А Попов и сам к этому времени утратил интерес ко всяческим карьерным притязаниям. Как любой стареющий человек, он все больше и чаще стал думать о смысле земного бытия: о жизни вообще и о своей жизни — особенно. А такие раздумья, как известно, ни к чему хорошему не приводят. Мастер затосковал. Бывало теперь часто: то задумается на несколько минут прямо посреди лекции; то, собравшись что-то важное сказать нам, откроет рот, но помолчав, махнет вдруг рукою и отпустит всех на перерыв; то совсем, совсем было собравшись уходить, в профессорской уже раздевалке, когда придет твоя очередь подать ему пальто, посмотрит на тебя внимательно и произнесет ни с того, ни с сего в пространство: "Да, наворочали мы дел... а расхлебывать вам придется". Как я любил его в такие минуты. Я готов был расхлебывать все, что придется, и сколько понадобится, лишь бы хоть ненадолго прервать его тоскливые раздумья, лишь бы посмотрел он на меня и улыбнулся. Но с улыбками тогда было у него не густо.

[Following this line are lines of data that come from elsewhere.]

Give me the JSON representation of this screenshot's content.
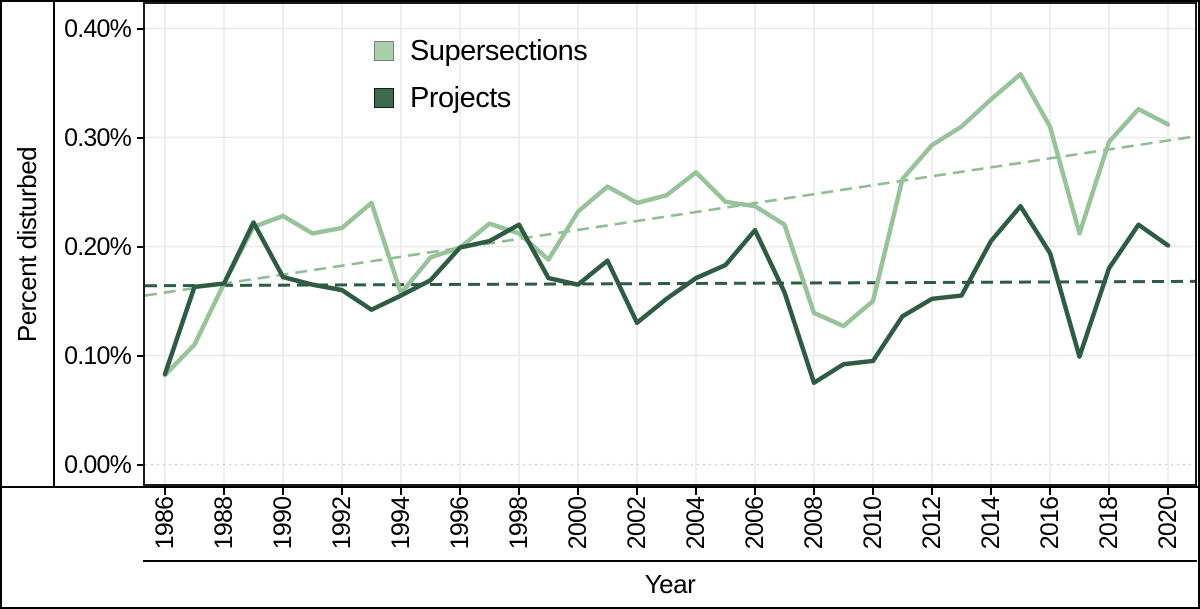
{
  "figure": {
    "y_axis_title": "Percent disturbed",
    "x_axis_title": "Year",
    "colors": {
      "supersections_line": "#98c29a",
      "projects_line": "#2e5c43",
      "supersections_trend": "#8fbd92",
      "projects_trend": "#2e5c43",
      "legend_supersections_fill": "#a9cfaa",
      "legend_supersections_border": "#7d7d7d",
      "legend_projects_fill": "#406a50",
      "legend_projects_border": "#101f16",
      "gridline": "#e9e9e9",
      "zero_gridline": "#cfcfcf",
      "plot_border": "#1a1a1a",
      "text": "#000000"
    }
  },
  "legend": {
    "items": [
      {
        "label": "Supersections"
      },
      {
        "label": "Projects"
      }
    ]
  },
  "chart_data": {
    "type": "line",
    "title": "",
    "xlabel": "Year",
    "ylabel": "Percent disturbed",
    "x_range_years": [
      1986,
      2020
    ],
    "ylim_percent": [
      0.0,
      0.4
    ],
    "grid": "major gridlines on (2-year vertical, 0.10% horizontal), zero line dotted",
    "legend_position": "inside plot, upper left",
    "x_ticks": [
      1986,
      1988,
      1990,
      1992,
      1994,
      1996,
      1998,
      2000,
      2002,
      2004,
      2006,
      2008,
      2010,
      2012,
      2014,
      2016,
      2018,
      2020
    ],
    "x_tick_labels": [
      "1986",
      "1988",
      "1990",
      "1992",
      "1994",
      "1996",
      "1998",
      "2000",
      "2002",
      "2004",
      "2006",
      "2008",
      "2010",
      "2012",
      "2014",
      "2016",
      "2018",
      "2020"
    ],
    "y_ticks": [
      0.0,
      0.1,
      0.2,
      0.3,
      0.4
    ],
    "y_tick_labels": [
      "0.00%",
      "0.10%",
      "0.20%",
      "0.30%",
      "0.40%"
    ],
    "x": [
      1986,
      1987,
      1988,
      1989,
      1990,
      1991,
      1992,
      1993,
      1994,
      1995,
      1996,
      1997,
      1998,
      1999,
      2000,
      2001,
      2002,
      2003,
      2004,
      2005,
      2006,
      2007,
      2008,
      2009,
      2010,
      2011,
      2012,
      2013,
      2014,
      2015,
      2016,
      2017,
      2018,
      2019,
      2020
    ],
    "series": [
      {
        "name": "Supersections",
        "style": "solid",
        "values_percent": [
          0.082,
          0.11,
          0.166,
          0.218,
          0.228,
          0.212,
          0.217,
          0.24,
          0.157,
          0.19,
          0.199,
          0.221,
          0.212,
          0.188,
          0.232,
          0.255,
          0.24,
          0.247,
          0.268,
          0.241,
          0.237,
          0.22,
          0.139,
          0.127,
          0.15,
          0.262,
          0.293,
          0.31,
          0.335,
          0.358,
          0.31,
          0.212,
          0.296,
          0.326,
          0.312
        ]
      },
      {
        "name": "Projects",
        "style": "solid",
        "values_percent": [
          0.083,
          0.163,
          0.166,
          0.222,
          0.172,
          0.165,
          0.16,
          0.142,
          0.155,
          0.169,
          0.199,
          0.205,
          0.22,
          0.171,
          0.165,
          0.187,
          0.13,
          0.152,
          0.171,
          0.183,
          0.215,
          0.158,
          0.075,
          0.092,
          0.095,
          0.136,
          0.152,
          0.155,
          0.205,
          0.237,
          0.194,
          0.099,
          0.18,
          0.22,
          0.201
        ]
      }
    ],
    "trend_lines": [
      {
        "name": "Supersections trend",
        "style": "dashed",
        "value_at_left_edge_percent": 0.155,
        "value_at_right_edge_percent": 0.301
      },
      {
        "name": "Projects trend",
        "style": "dashed",
        "value_at_left_edge_percent": 0.164,
        "value_at_right_edge_percent": 0.168
      }
    ]
  }
}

Раздумья его были, наверное, мучительными, может быть, невыносимыми, потому что строг он был не только к другим, но и к себе. Судил себя, вероятно, молчаливым, но беспощадным судом, хотя, насколько мне известно, особой вины у него и не было. Он не писал тайных доносов, не клеймил никого и явно в громогласных газетных филиппиках; смешно сказать, но он в те страшные 30-е и 40-е годы не вступал даже "в ряды", хотя при его-то постах это было, можно предположить, весьма и весьма непросто (Алексей Дмитриевич Попов вступил в партию в 1954 году).
Потом, после XX съезда, его прорвало; всплыли наверх, выскочили, вырвались из глубины главные качества: бескомпромиссная цельность, откровенная прямота и знаменитое русское желание дойти до последней черты. Общий грех советского искусства перед народом, общую вину театра он бесстрашно воспринял как свой, личный грех, как свою личную виновность. И начал каяться.